Counterr takes an indexed BAM file (I'm using minimap2 to generate mine) and the genome for that BAM and generates a large number of plots in a PDF report as well as some tab-delimited files for further analysis. In particular, there is a breakdown of context-specific error. I'm not going to look at that now but instead just focus on some high level statistics.
I'm going to show data based on a proprietary actinomycete genome with a characteristically high G+C content. We'll assume I've assembled and polished it correctly but I won't detail that process here. This data was generated with the Oxford platform in late autumn using the current version of R9.4.1 and MinKNOW (or it was current then).
At NCM Clive Brown declared the old Albacore basecaller to be dead, with a gruesome image of a dead tuna to emphasize the point. The new "flip-flop" basecalling regime is available as a research grade tool called Flappie right now, with a production grade tool called Guppie to be released very soon (perhaps next week?).
Installing Flappie seemed to find every little quirk in our Linux installation. First you must install Git LFS to deal with some of the large model files. Then I had a round of issues with finding shared object libraries to get it to compile. Then another round of shared object library issues with nodes on our cluster. But finally, it is working. Or should I say w...o...r...k...i...n...g -- I can confirm all the reports that Flappie is painfully slow. Guppy is supposed to be faster and will be GPU-enabled, so if you have GPUs or MinIT or can get GPUs in the cloud, I would definitely recommend exploring that.
Flappie doesn't lack for confidence in itself -- it sometimes gives bases phred quality scores of 50 -- which I don't at all believe. But let's look at some real data.
Sequencing errors in long read technologies are heavily dominated by homopolymers. Given that this is a very G+C rich genome, we should not be surprised to find the genome rich in polyG/polyC and poor in polyA/polyT. As we'll see, there are a few length 6, 7 and 8 homopolymers, but they are rare -- and none are longer. Presumably this reflects pressure against long runs of G which might form quartet structures.
Okay, how does the Albacore-called data look?
We can see that for length=3 or 4 things look quite good -- the distribution has a sharp peak centered on the correct length. The shoulder for calling the array one too short is a bit bigger than one too long. But, as homopolymers grow to 5, 6, 7 and 8 the distributions get much uglier and not centered correctly.
I have a much smaller Flappie dataset due to the slow calling and working Flappie tests into a queue stuffed with production work, but we can get a peek.
The best improvement is in the length 5 homopolymers; now instead of being consistently low on these there is a sharpish peak centered on the correct value. But length 6 doesn't seem to have gotten much better and the length 7 is a cleaner distribution but centered badly. Length 8 is a tiny sample but has a horrid distribution.
Of course we are also interested in getting correctly called bases both inside and outside of homopolymers. If we just look at non-homopolymeric regions,here are the results of Albacore and Flappie side-by-side.
For Albacore and pure substitution errors, A miscalled as G dominates with G miscalled as A not far behind. As are also dropped out more frequently -- twice the rate of Ts and there is a higher probability of calling a phantom A (i.e. where no base should be) than anything else as well.
If we look at the Flappie results, there are a bunch of patterns going on. For bases that have been called, the miscalls are actually going up in every case -- sometimes spectacularly. C being miscalled as G has quadrupled! G as C as well as G has doubled and so has A as C! And many others. But missing bases all together has gone down significantly -- missed As by about a third for example. Excessive calls -- calling a base when none is present, hasn't changed radically but is in the correct direction.

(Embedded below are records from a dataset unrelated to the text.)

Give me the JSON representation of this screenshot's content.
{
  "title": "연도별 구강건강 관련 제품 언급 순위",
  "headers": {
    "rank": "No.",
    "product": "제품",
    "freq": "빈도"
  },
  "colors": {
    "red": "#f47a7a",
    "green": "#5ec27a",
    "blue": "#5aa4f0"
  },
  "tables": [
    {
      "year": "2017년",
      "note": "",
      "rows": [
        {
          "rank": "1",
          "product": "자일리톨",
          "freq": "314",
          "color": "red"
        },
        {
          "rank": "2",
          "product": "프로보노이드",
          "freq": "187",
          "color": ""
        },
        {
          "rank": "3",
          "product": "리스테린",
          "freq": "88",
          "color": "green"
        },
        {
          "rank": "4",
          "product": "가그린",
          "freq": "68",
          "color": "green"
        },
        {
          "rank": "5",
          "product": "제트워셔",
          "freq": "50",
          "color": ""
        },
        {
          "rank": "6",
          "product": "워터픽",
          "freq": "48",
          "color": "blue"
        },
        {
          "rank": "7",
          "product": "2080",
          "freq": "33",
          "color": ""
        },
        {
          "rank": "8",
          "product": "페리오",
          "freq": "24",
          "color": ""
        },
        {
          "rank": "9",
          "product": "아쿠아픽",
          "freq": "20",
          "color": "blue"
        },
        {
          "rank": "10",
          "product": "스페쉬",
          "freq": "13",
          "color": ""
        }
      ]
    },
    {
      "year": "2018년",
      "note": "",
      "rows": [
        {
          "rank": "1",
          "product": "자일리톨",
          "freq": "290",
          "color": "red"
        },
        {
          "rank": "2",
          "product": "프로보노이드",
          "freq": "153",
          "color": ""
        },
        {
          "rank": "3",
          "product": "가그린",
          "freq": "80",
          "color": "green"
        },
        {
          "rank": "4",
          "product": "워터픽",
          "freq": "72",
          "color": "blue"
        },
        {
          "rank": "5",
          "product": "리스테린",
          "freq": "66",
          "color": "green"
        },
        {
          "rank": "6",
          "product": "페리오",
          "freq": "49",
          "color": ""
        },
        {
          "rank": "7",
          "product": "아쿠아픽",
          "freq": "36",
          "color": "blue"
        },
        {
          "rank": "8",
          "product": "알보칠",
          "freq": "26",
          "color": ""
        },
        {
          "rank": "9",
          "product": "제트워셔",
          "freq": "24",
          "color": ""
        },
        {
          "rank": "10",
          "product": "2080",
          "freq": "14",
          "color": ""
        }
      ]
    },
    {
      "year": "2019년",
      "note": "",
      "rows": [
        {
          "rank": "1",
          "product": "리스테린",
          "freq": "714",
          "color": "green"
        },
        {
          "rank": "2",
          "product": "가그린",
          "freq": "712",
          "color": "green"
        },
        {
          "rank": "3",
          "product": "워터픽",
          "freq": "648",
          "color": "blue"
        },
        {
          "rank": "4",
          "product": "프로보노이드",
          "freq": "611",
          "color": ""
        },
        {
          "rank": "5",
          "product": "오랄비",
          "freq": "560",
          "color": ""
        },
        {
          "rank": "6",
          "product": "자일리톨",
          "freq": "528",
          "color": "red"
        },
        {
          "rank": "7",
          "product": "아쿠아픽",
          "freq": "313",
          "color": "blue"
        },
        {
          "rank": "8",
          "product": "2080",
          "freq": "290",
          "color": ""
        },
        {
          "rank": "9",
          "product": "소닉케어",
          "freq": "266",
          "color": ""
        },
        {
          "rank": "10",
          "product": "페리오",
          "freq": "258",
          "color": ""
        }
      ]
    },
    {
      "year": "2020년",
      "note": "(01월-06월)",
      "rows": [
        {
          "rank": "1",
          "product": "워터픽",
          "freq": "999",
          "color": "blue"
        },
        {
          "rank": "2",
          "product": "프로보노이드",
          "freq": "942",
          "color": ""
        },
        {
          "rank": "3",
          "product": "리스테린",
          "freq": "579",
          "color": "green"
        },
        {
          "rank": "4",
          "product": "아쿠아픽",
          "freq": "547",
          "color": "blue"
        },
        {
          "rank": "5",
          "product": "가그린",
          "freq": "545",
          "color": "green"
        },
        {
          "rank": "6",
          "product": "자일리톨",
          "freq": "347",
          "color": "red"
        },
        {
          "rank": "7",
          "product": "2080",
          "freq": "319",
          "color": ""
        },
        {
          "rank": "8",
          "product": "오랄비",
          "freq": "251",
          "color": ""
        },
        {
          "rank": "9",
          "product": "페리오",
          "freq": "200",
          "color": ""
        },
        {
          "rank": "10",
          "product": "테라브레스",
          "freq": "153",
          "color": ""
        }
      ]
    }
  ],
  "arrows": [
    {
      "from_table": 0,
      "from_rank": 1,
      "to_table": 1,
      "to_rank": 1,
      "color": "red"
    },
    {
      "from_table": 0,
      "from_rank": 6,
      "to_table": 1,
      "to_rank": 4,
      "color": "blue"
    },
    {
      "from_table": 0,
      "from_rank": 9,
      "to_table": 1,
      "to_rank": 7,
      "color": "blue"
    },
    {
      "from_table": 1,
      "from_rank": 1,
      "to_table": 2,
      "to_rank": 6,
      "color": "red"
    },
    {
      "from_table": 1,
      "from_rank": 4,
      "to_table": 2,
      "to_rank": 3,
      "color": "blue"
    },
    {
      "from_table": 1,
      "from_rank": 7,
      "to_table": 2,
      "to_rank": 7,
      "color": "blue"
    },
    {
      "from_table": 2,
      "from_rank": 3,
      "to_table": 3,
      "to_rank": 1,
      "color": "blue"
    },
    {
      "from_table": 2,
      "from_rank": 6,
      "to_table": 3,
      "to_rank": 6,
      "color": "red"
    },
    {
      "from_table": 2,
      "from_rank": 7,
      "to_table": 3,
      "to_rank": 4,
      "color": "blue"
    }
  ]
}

I'm always suspicious of Oxford's training sets for their basecallers. I've long worried that they were mostly using lambda phage, which is very GC-neutral and missing a lot of important kmers in the length 5 and 6 range that is of great interest. It certainly lacks many of the long homopolymers in a variety of contexts. I've long advocated using synthetic standards designed to calibrate known issues, but even just using some large genomes with varied G+C could make a difference. I started to look at some E.coli data we have, but that was generated over a year ago using older chemistry and older MinKNOW, so not directly comparable.
I'm now very unsold on the advantages of the new basecaller scheme -- it makes some things better but some worse in my hands and its not clear there's an advantage overall -- and it certainly takes much longer. What I really need to do is feed all of this through my favorite error correction schemes or downstream applications to see what the overall advantage is (or isn't).
If you have data -- particularly data from genomes with biased nucleotide content -- I would encourage you to do similar analyses. And to dig through the mountain of other graphs and tables counterr produces that I didn't go through.